When I was first diagnosed with anxiety, I had this idea of what it was, but I didn’t really understand all the ways it could impact my life. I knew I felt panicky a lot and cancelled plans because I was too anxious to walk into the building alone or felt unsure about my outfit. I knew my heart rate could go all over the place and I could feel like something terrible was about to happen without being able to explain why I was feeling that way.
I didn’t realize how many different ways anxiety could impact me physically.
My anxiety and stress level go hand in hand. When one increases, the other follows. I’ve known for a while that stress migraines were a thing, but I had no idea I could end up getting anxiety migraines. Those are the worst. I panic so much that my head just starts to hurt. My pain level gradually increases until it feels like someone is constantly stabbing me in the head. There’s so much pressure and pain and all the while, I’m extremely anxious and feel unable to calm down. I’ve been able to get these headaches under control more than they used to be, but every once in a while, I’ll have one that lasts a few days and prevents me from being able to get enough sleep at night.

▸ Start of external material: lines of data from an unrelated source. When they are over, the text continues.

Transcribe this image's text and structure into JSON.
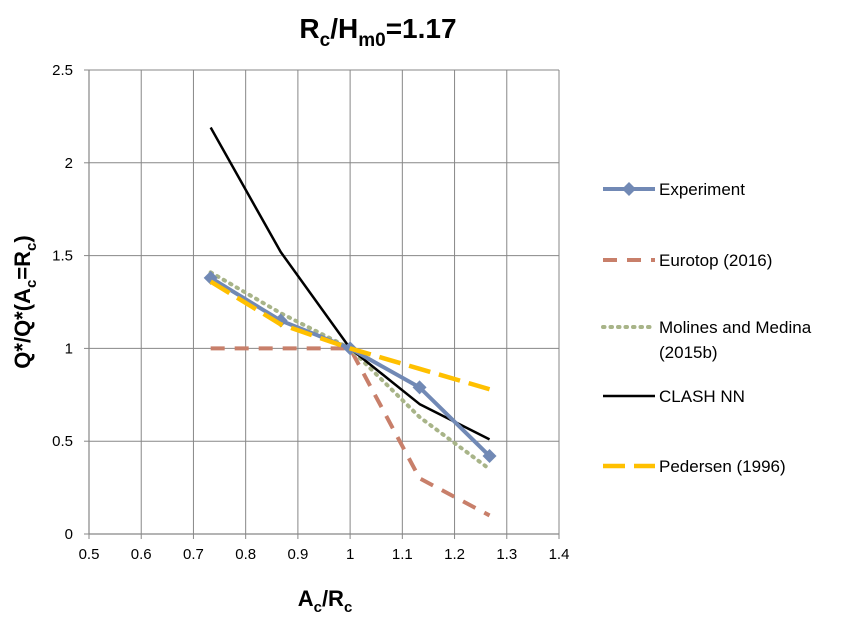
{
  "chart_data": {
    "type": "line",
    "title": {
      "base": "R",
      "sub1": "c",
      "mid": "/H",
      "sub2": "m0",
      "tail": "=1.17"
    },
    "xlabel": {
      "base": "A",
      "sub1": "c",
      "mid": "/R",
      "sub2": "c"
    },
    "ylabel": {
      "pre": "Q*/Q*(A",
      "sub1": "c",
      "mid": "=R",
      "sub2": "c",
      "post": ")"
    },
    "xlim": [
      0.5,
      1.4
    ],
    "ylim": [
      0,
      2.5
    ],
    "x_ticks": [
      0.5,
      0.6,
      0.7,
      0.8,
      0.9,
      1,
      1.1,
      1.2,
      1.3,
      1.4
    ],
    "x_tick_labels": [
      "0.5",
      "0.6",
      "0.7",
      "0.8",
      "0.9",
      "1",
      "1.1",
      "1.2",
      "1.3",
      "1.4"
    ],
    "y_ticks": [
      0,
      0.5,
      1,
      1.5,
      2,
      2.5
    ],
    "y_tick_labels": [
      "0",
      "0.5",
      "1",
      "1.5",
      "2",
      "2.5"
    ],
    "grid": true,
    "legend_position": "right",
    "series": [
      {
        "name": "Experiment",
        "color": "#7189b5",
        "style": "solid-diamond",
        "x": [
          0.733,
          0.867,
          1.0,
          1.133,
          1.267
        ],
        "y": [
          1.38,
          1.15,
          1.0,
          0.79,
          0.42
        ]
      },
      {
        "name": "Eurotop (2016)",
        "color": "#c87f6a",
        "style": "dashed",
        "x": [
          0.733,
          0.867,
          1.0,
          1.133,
          1.267
        ],
        "y": [
          1.0,
          1.0,
          1.0,
          0.3,
          0.1
        ]
      },
      {
        "name": "Molines and Medina (2015b)",
        "name_lines": [
          "Molines and Medina",
          "(2015b)"
        ],
        "color": "#a8b488",
        "style": "dotted",
        "x": [
          0.733,
          0.867,
          1.0,
          1.133,
          1.267
        ],
        "y": [
          1.41,
          1.19,
          1.0,
          0.63,
          0.35
        ]
      },
      {
        "name": "CLASH NN",
        "color": "#000000",
        "style": "solid",
        "x": [
          0.733,
          0.867,
          1.0,
          1.133,
          1.267
        ],
        "y": [
          2.19,
          1.52,
          1.0,
          0.7,
          0.51
        ]
      },
      {
        "name": "Pedersen (1996)",
        "color": "#ffc000",
        "style": "long-dashed",
        "x": [
          0.733,
          0.867,
          1.0,
          1.133,
          1.267
        ],
        "y": [
          1.36,
          1.13,
          1.0,
          0.89,
          0.78
        ]
      }
    ]
  }
}
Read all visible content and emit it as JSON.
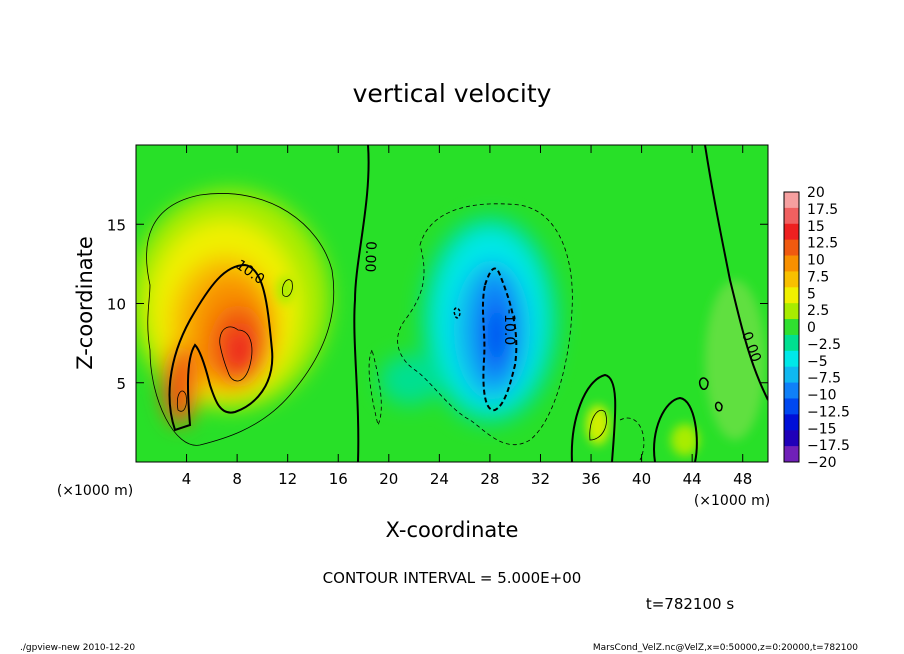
{
  "chart_data": {
    "type": "heatmap",
    "title": "vertical velocity",
    "xlabel": "X-coordinate",
    "ylabel": "Z-coordinate",
    "x_unit_label": "(×1000 m)",
    "y_unit_label": "(×1000 m)",
    "xlim": [
      0,
      50
    ],
    "ylim": [
      0,
      20
    ],
    "x_ticks": [
      "4",
      "8",
      "12",
      "16",
      "20",
      "24",
      "28",
      "32",
      "36",
      "40",
      "44",
      "48"
    ],
    "y_ticks": [
      "5",
      "10",
      "15"
    ],
    "colorbar": {
      "levels": [
        "20",
        "17.5",
        "15",
        "12.5",
        "10",
        "7.5",
        "5",
        "2.5",
        "0",
        "−2.5",
        "−5",
        "−7.5",
        "−10",
        "−12.5",
        "−15",
        "−17.5",
        "−20"
      ],
      "colors": [
        "#f6a0a0",
        "#f06060",
        "#ee2020",
        "#f05a10",
        "#f89000",
        "#f8c000",
        "#f0f000",
        "#a8ec00",
        "#30e030",
        "#00e090",
        "#00e8e8",
        "#10b8f0",
        "#1080f8",
        "#0048f0",
        "#0010d8",
        "#2000b8",
        "#7020b8"
      ]
    },
    "features": [
      {
        "sign": "positive",
        "peak": 17.5,
        "x": 8,
        "z": 8
      },
      {
        "sign": "positive",
        "peak": 12.5,
        "x": 3.5,
        "z": 4
      },
      {
        "sign": "negative",
        "peak": -12.5,
        "x": 28.5,
        "z": 7
      }
    ],
    "contour_labels": [
      "10.0",
      "0.00",
      "-10.0",
      "0.00"
    ],
    "contour_interval_text": "CONTOUR INTERVAL = 5.000E+00",
    "time_text": "t=782100 s",
    "grid": false
  },
  "footer": {
    "left": "./gpview-new   2010-12-20",
    "right": "MarsCond_VelZ.nc@VelZ,x=0:50000,z=0:20000,t=782100"
  }
}
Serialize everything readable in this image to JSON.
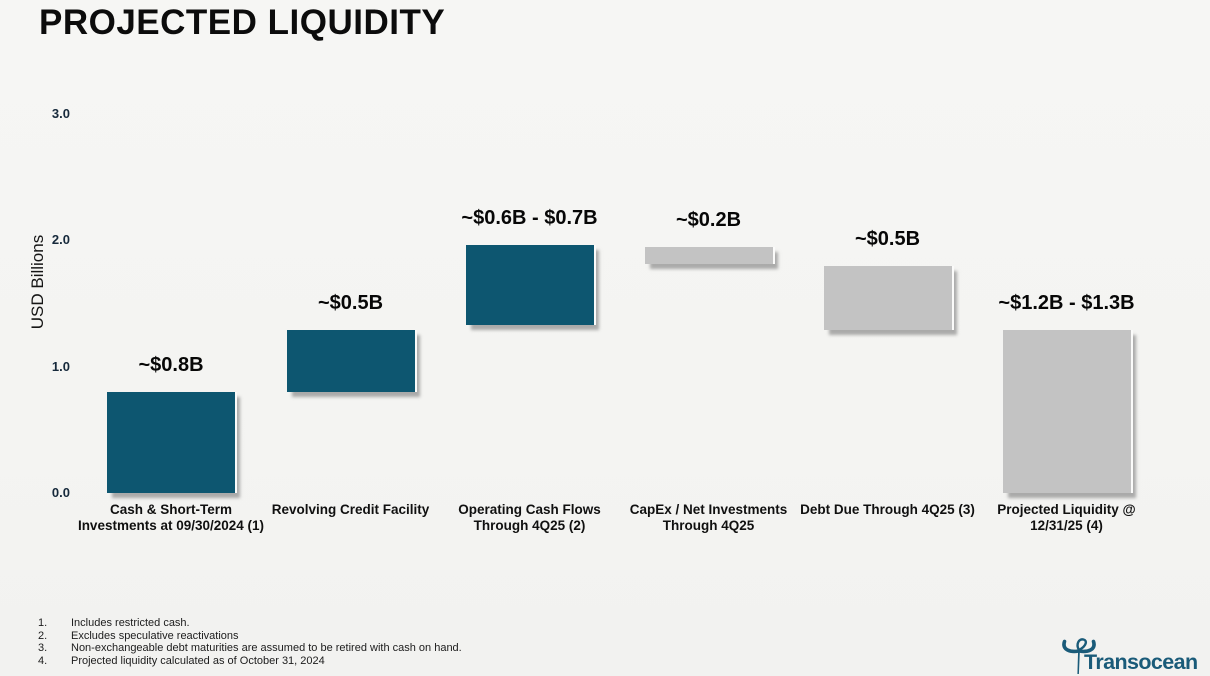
{
  "slide": {
    "title": "PROJECTED LIQUIDITY"
  },
  "colors": {
    "teal": "#0d5670",
    "gray": "#c3c3c3",
    "logo": "#1a5b79",
    "background": "#f4f4f2"
  },
  "chart_data": {
    "type": "bar",
    "subtype": "waterfall",
    "title": "PROJECTED LIQUIDITY",
    "xlabel": "",
    "ylabel": "USD Billions",
    "ylim": [
      0,
      3.0
    ],
    "yticks": [
      "3.0",
      "2.0",
      "1.0",
      "0.0"
    ],
    "grid": false,
    "legend": "none",
    "bars": [
      {
        "category": "Cash & Short-Term Investments at 09/30/2024 (1)",
        "label": "~$0.8B",
        "start": 0,
        "end": 0.8,
        "color_key": "teal"
      },
      {
        "category": "Revolving Credit Facility",
        "label": "~$0.5B",
        "start": 0.8,
        "end": 1.29,
        "color_key": "teal"
      },
      {
        "category": "Operating Cash Flows Through 4Q25 (2)",
        "label": "~$0.6B - $0.7B",
        "start": 1.33,
        "end": 1.96,
        "color_key": "teal"
      },
      {
        "category": "CapEx / Net Investments Through 4Q25",
        "label": "~$0.2B",
        "start": 1.81,
        "end": 1.95,
        "color_key": "gray"
      },
      {
        "category": "Debt Due Through 4Q25 (3)",
        "label": "~$0.5B",
        "start": 1.29,
        "end": 1.8,
        "color_key": "gray"
      },
      {
        "category": "Projected Liquidity @ 12/31/25 (4)",
        "label": "~$1.2B - $1.3B",
        "start": 0,
        "end": 1.29,
        "color_key": "gray"
      }
    ]
  },
  "footnotes": [
    {
      "num": "1.",
      "text": "Includes restricted cash."
    },
    {
      "num": "2.",
      "text": "Excludes speculative reactivations"
    },
    {
      "num": "3.",
      "text": "Non-exchangeable debt maturities are assumed to be retired with cash on hand."
    },
    {
      "num": "4.",
      "text": "Projected liquidity calculated as of October 31, 2024"
    }
  ],
  "logo": {
    "text": "Transocean"
  }
}
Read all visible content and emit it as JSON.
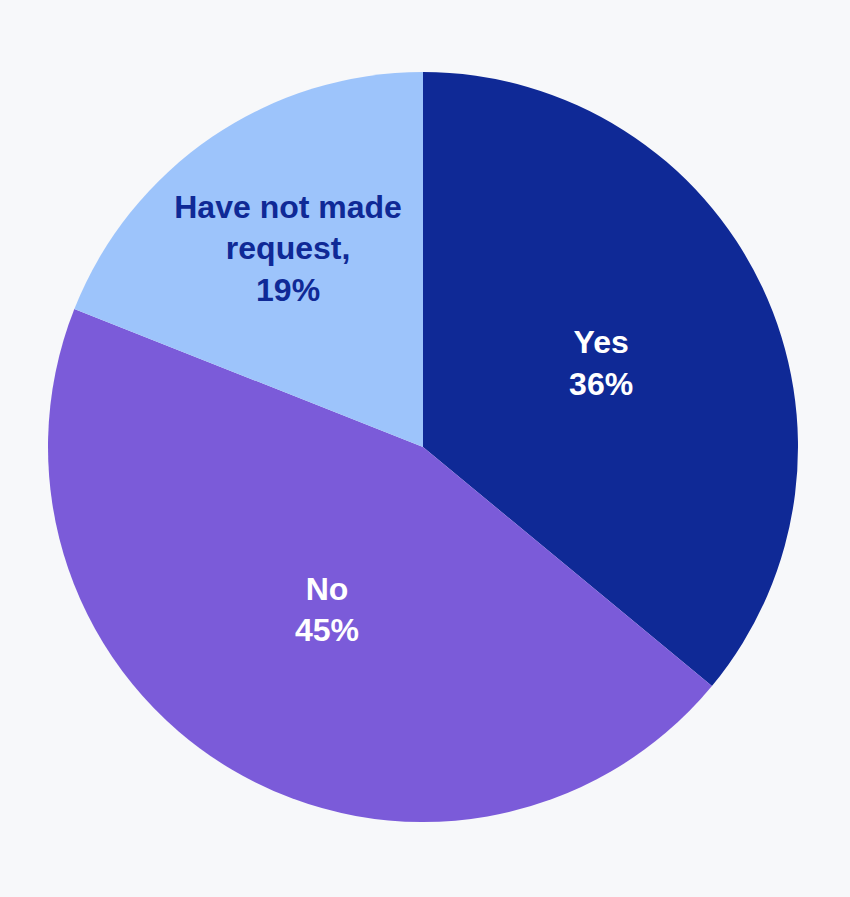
{
  "chart_data": {
    "type": "pie",
    "categories": [
      "Yes",
      "No",
      "Have not made request,"
    ],
    "values": [
      36,
      45,
      19
    ],
    "value_labels": [
      "36%",
      "45%",
      "19%"
    ],
    "colors": [
      "#0f2996",
      "#7b5bd9",
      "#9dc4fb"
    ],
    "data_labels": true
  }
}
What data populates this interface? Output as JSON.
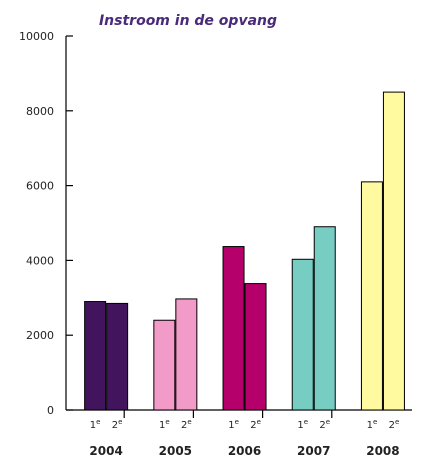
{
  "chart_data": {
    "type": "bar",
    "title": "Instroom in de opvang",
    "xlabel": "",
    "ylabel": "",
    "ylim": [
      0,
      10000
    ],
    "yticks": [
      0,
      2000,
      4000,
      6000,
      8000,
      10000
    ],
    "ytick_labels": [
      "0",
      "2000",
      "4000",
      "6000",
      "8000",
      "10000"
    ],
    "categories": [
      "2004",
      "2005",
      "2006",
      "2007",
      "2008"
    ],
    "sub_categories": [
      "1e",
      "2e"
    ],
    "sub_labels": [
      {
        "base": "1",
        "sup": "e"
      },
      {
        "base": "2",
        "sup": "e"
      }
    ],
    "values": [
      [
        2900,
        2850
      ],
      [
        2400,
        2970
      ],
      [
        4370,
        3380
      ],
      [
        4030,
        4900
      ],
      [
        6100,
        8500
      ]
    ],
    "colors": [
      "#43145e",
      "#f29ac8",
      "#b5006b",
      "#78cdc3",
      "#fff9a0"
    ],
    "grid": false,
    "legend": "none"
  }
}
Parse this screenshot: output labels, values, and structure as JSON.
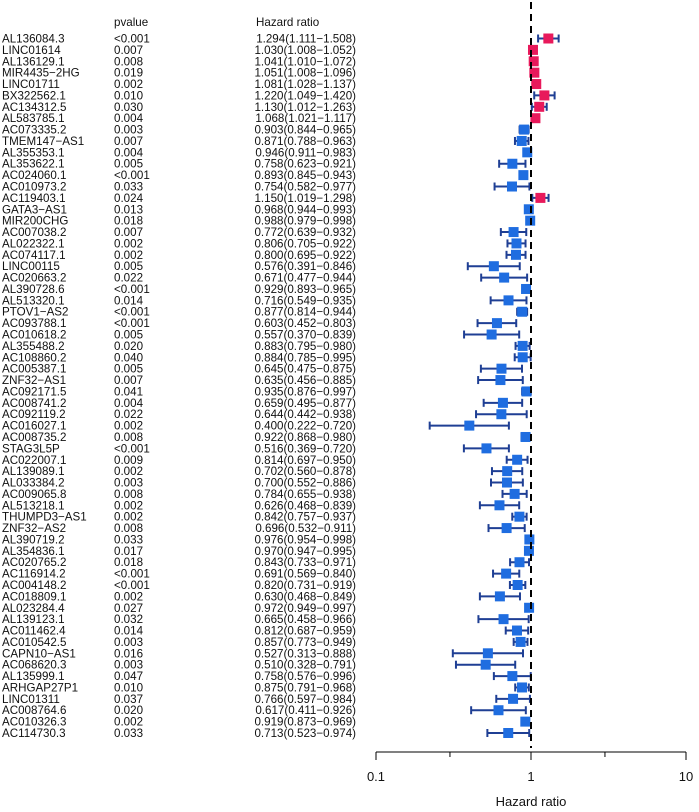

The duration of these “anxiety migraines” is not dependent on the length of my “panic attacks” either. The side effects can last a couple hours or even days after I have managed to calm down. I never expected anxiety to affect me this way, but it’s something I have been learning to cope with slowly. I have medications to prevent and stop migraines and I have better coping mechanisms than I used to have for my anxiety. Finding techniques that work for you in managing your anxiety will help you manage and minimize your stress level and your physical symptoms of anxiety and stress. I have a mental illness, but my symptoms are not in my head.